Daniel Duchemin était à l’image de l’ACB, comme l’ACB était à l’image de Daniel : ouvert, laïc, fraternel, militant et pas moins festif pour autant. Féministe aussi, Daniel soutenait, avec force, au sein de l’ACB, les initiatives du « groupe Femmes » animé entre autres par Nathalie, sa femme, et la regrettée Nasséra Si Mohamed. Daniel Duchemin a été de tous nos combats, de toutes nos initiatives. Il était proche des personnalités qui nous ont accompagnés à commencer par Kateb Yacine, qui l’avait surnommé le « barbare gaulois ». « Barbare » comme berbère bien sûr, mais aussi comme figure du rebelle aux « impostures » civilisationnelles.

Nous perdons un ami et notre cause se réveille orpheline. Autour de l’ACB, l’espace de l’invisible devient plus peuplé que le monde visible…

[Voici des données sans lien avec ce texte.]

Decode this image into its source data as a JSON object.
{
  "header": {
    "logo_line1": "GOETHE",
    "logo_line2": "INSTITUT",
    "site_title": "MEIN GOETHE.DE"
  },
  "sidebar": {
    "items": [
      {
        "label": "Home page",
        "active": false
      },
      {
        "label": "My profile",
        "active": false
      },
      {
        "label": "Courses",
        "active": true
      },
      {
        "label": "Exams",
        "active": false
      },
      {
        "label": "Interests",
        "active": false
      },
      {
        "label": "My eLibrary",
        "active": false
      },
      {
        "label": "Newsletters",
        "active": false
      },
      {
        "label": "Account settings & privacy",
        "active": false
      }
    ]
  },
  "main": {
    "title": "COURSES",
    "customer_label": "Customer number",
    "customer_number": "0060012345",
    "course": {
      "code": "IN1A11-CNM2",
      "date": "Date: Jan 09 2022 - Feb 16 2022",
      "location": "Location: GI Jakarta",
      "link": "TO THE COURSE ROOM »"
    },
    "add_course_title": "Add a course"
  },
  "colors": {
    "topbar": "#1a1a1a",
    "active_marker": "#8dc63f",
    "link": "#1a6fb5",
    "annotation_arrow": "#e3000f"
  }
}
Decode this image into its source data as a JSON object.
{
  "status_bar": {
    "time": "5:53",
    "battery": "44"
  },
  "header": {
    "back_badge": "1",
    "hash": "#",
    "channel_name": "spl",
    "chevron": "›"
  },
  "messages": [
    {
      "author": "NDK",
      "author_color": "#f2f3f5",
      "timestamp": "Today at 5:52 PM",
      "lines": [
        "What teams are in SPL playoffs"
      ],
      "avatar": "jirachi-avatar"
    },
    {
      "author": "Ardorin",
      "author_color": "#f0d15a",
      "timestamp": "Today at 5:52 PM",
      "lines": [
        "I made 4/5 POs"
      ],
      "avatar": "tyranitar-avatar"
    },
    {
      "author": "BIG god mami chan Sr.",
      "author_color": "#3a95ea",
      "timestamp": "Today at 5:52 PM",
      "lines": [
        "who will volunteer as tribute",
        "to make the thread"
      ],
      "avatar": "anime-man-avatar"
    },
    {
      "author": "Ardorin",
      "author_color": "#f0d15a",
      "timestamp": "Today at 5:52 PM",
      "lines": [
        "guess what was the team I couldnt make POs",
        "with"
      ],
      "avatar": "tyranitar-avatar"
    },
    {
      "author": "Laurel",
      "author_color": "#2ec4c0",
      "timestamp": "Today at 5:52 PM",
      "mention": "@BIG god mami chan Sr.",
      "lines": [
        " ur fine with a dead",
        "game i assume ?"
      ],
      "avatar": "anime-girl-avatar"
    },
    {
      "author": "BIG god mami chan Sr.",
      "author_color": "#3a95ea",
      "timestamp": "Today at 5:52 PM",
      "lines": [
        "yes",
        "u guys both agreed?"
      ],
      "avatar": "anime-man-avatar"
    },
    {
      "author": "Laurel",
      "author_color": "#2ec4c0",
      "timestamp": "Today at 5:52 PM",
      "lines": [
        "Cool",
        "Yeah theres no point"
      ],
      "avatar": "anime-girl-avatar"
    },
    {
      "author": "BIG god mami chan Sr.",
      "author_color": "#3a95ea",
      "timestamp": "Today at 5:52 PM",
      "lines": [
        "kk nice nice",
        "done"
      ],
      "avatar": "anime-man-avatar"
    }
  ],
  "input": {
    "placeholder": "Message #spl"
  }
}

Daniel Duchemin avait 71 ans. Toute sa vie professionnelle, toute sa vie a été consacrée aux autres, à la solidarité, à la construction d’une société plus attentive aux humbles, aux exclus, à l’Autre. Cette grande figure de Ménilmontant a commencé par tâter de l’alphabétisation dans les bidonvilles et les cités de transit, a travaillé dans les foyers Sonacotra avant de devenir directeur du Relais de Ménilmontant. Il a été administrateur ou simple militant de nombreuses associations de notre quartier, à commencer par l’ACB. Il a exercé des fonctions au sein du Fonds d’action sociale (FAS) ou comme élu à la Mairie du XXe. À la retraite, il a poursuivi sur la même pente, continuant à assumer des responsabilités au sein de diverses structures, notamment pour l’association Génériques dont il fut le secrétaire général.

Dans l’équipe de l’ACB, Daniel Duchemin était toujours du dernier carré à quitter nos (trop) longues soirées, mélange de joyeuses amitiés et de projets grandioses élaborés dans les brumes matinales. Ce gaillard, à la carrure d’une première ligne de rugby (ce sport qu’il avait pratiqué et aimé), à la voix de basse dont il abusait pour pousser la chansonnette – entre Aristide Bruant et Idir -, ce lutteur au physique d’Hercule paraissait indestructible. « Ceux qui s’amusent ont beau n’avoir jamais sommeil, ils n’en meurent pas moins, tout comme les autres » écrit René Crevel. Daniel Duchemin vient de partir. Trop tôt cette fois. Bien trop tôt.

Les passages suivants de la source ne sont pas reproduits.